The Storytelling Studio values the many touch points users have with our brands, and recognize that our own websites are not our most important platform. Most recently, our team has experimented with Accelerated Mobile Pages (AMP).

Here’s what we learned through some trial and error:

Build AMP-first

Build the AMP version first. It’s easier to add dynamic behavior and javascript functionality than to pare down an on-platform version to be AMP-ready.

Having the luxury of writing custom javascript gives me the option to offload things that can be done with markup and CSS to the script. Writing AMP-first breaks that habit. Even the custom version benefits from this approach. JavaScript I end up writing for the custom version tends to be lean and minimal when it is built AMP-first.

Kavya Sukumar, Senior Full-stack Engineer

Monitor validity of AMP markup often during development by adding #development=1 query string parameter to the url. Frequent checks can help avoid having to backtrack to fix validation errors.

Kavya Sukumar, Senior Full-stack Engineer

Leverage what AMP provides

Try to avoid CSS background images. The amp-img tag does a lot of cool stuff, such as srcset and lazy loading. You can’t do this stuff with background images in AMP.

Ryan Mark, Engineering Director

Using layout and sizes attributes can save you a lot of CSS and media queries.

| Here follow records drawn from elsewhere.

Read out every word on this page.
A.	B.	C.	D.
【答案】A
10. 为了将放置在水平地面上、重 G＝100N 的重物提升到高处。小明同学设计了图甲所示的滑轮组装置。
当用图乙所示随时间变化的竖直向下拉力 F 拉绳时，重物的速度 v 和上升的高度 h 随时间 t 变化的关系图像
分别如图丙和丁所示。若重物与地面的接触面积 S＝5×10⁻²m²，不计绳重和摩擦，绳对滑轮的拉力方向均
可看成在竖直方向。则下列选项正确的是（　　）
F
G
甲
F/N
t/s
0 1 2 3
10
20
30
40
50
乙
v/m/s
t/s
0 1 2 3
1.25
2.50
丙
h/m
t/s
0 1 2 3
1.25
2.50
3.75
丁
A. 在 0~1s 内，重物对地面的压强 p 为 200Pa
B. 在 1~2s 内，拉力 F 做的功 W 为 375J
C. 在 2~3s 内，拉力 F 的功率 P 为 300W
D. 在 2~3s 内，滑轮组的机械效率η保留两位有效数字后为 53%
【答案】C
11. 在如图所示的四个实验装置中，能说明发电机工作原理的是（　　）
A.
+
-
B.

Kavya Sukumar, Senior Full-stack Engineer

There are a few AMP components that enable adding dynamic content to the page, which can add a lot of functionality to the page without having to resort to iFrames. But, as we learned when building live annotation functionality for Vox, these component names can be deceptive at times. For instance, amp-list allows you to populate a part of the page from a CORS JSON endpoint while amp-live-list, as the name implies, allows you to poll for changes in parts of the page. But amp-live-list, which sounds like it adds a polling feature to amp-list, does not accept a CORS url. Instead it polls the page url and changes the page content.

Kavya Sukumar, Senior Full-stack Engineer

The design will be different. That’s okay.

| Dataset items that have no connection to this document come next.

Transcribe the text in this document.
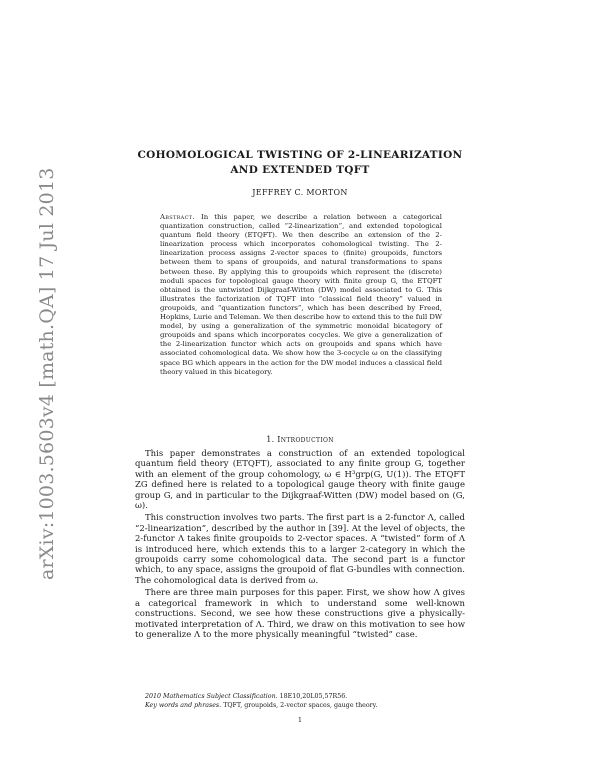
arXiv:1003.5603v4 [math.QA] 17 Jul 2013
COHOMOLOGICAL TWISTING OF 2-LINEARIZATION AND EXTENDED TQFT
JEFFREY C. MORTON
Abstract. In this paper, we describe a relation between a categorical quantization construction, called “2-linearization”, and extended topological quantum field theory (ETQFT). We then describe an extension of the 2-linearization process which incorporates cohomological twisting. The 2-linearization process assigns 2-vector spaces to (finite) groupoids, functors between them to spans of groupoids, and natural transformations to spans between these. By applying this to groupoids which represent the (discrete) moduli spaces for topological gauge theory with finite group G, the ETQFT obtained is the untwisted Dijkgraaf-Witten (DW) model associated to G. This illustrates the factorization of TQFT into “classical field theory” valued in groupoids, and “quantization functors”, which has been described by Freed, Hopkins, Lurie and Teleman. We then describe how to extend this to the full DW model, by using a generalization of the symmetric monoidal bicategory of groupoids and spans which incorporates cocycles. We give a generalization of the 2-linearization functor which acts on groupoids and spans which have associated cohomological data. We show how the 3-cocycle ω on the classifying space BG which appears in the action for the DW model induces a classical field theory valued in this bicategory.
1. Introduction

This paper demonstrates a construction of an extended topological quantum field theory (ETQFT), associated to any finite group G, together with an element of the group cohomology, ω ∈ H³grp(G, U(1)). The ETQFT ZG defined here is related to a topological gauge theory with finite gauge group G, and in particular to the Dijkgraaf-Witten (DW) model based on (G, ω).

This construction involves two parts. The first part is a 2-functor Λ, called “2-linearization”, described by the author in [39]. At the level of objects, the 2-functor Λ takes finite groupoids to 2-vector spaces. A “twisted” form of Λ is introduced here, which extends this to a larger 2-category in which the groupoids carry some cohomological data. The second part is a functor which, to any space, assigns the groupoid of flat G-bundles with connection. The cohomological data is derived from ω.

There are three main purposes for this paper. First, we show how Λ gives a categorical framework in which to understand some well-known constructions. Second, we see how these constructions give a physically-motivated interpretation of Λ. Third, we draw on this motivation to see how to generalize Λ to the more physically meaningful “twisted” case.

2010 Mathematics Subject Classification. 18E10,20L05,57R56.
Key words and phrases. TQFT, groupoids, 2-vector spaces, gauge theory.
1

Just because it’s the same story, it doesn’t have to look exactly the same. Work within AMP’s constraints to design a feature, and then progressively enhance the story for the on-platform version.

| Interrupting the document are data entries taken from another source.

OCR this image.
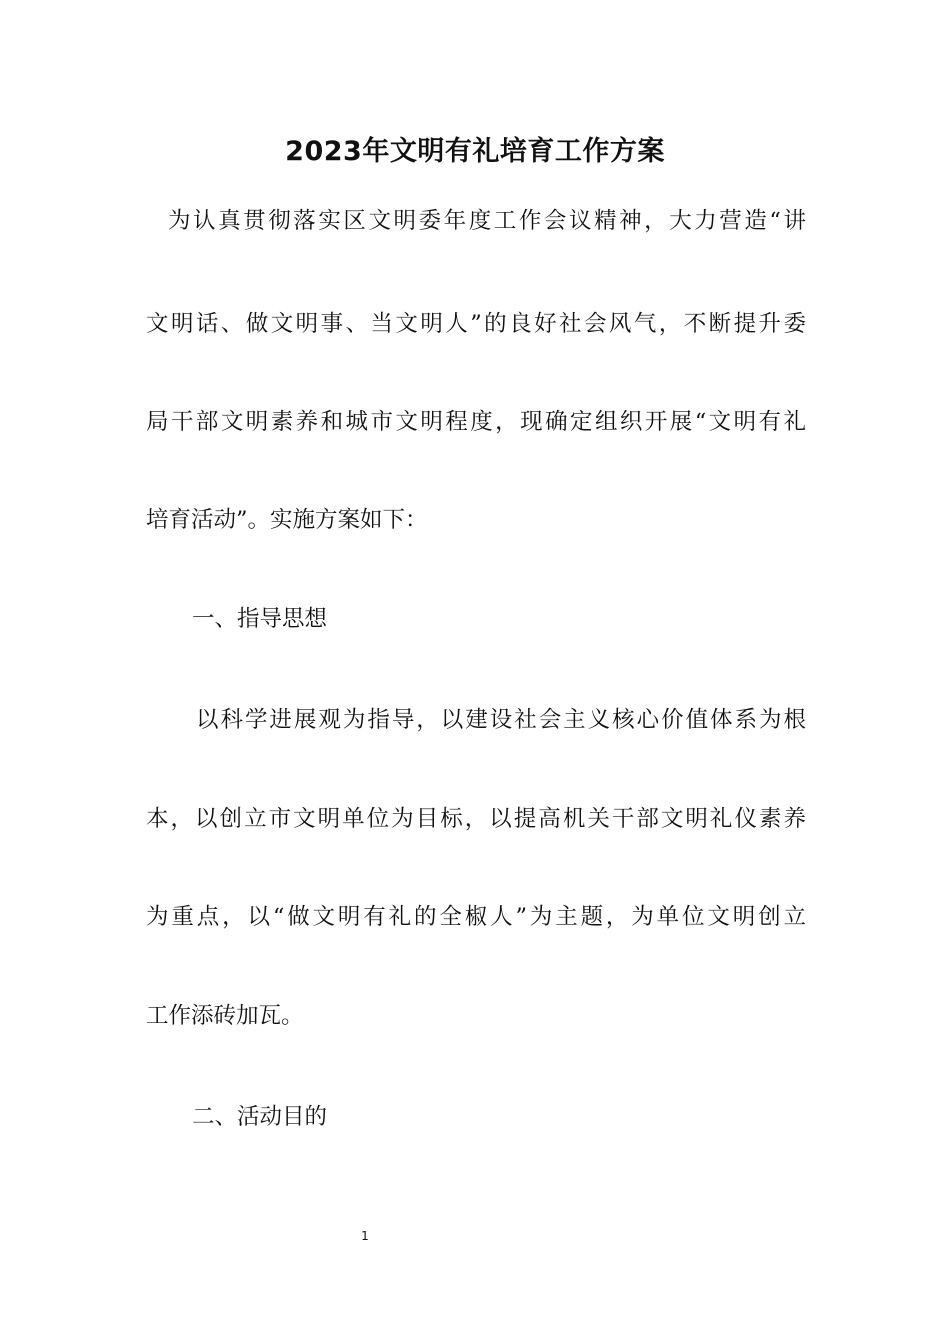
2023年文明有礼培育工作方案

为认真贯彻落实区文明委年度工作会议精神，大力营造“讲

文明话、做文明事、当文明人”的良好社会风气，不断提升委

局干部文明素养和城市文明程度，现确定组织开展“文明有礼

培育活动”。实施方案如下：

一、指导思想

以科学进展观为指导，以建设社会主义核心价值体系为根

本，以创立市文明单位为目标，以提高机关干部文明礼仪素养

为重点，以“做文明有礼的全椒人”为主题，为单位文明创立

工作添砖加瓦。

二、活动目的

1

For Vox’s interview with Obamacare enrollees, we designed a fade-to-black for the on-platform version of the story. In AMP, we simply had a hard cut to black. While the AMP version is not as elegant, it still conveys the shift in tone accomplished by the fade.

Kelsey Scherer, Design Director

Publishing on multiple platforms is challenging, but there is a lot to learn in the process. We have to be deliberate about which ones we choose, and continue to find ways to systematize and scale that distribution.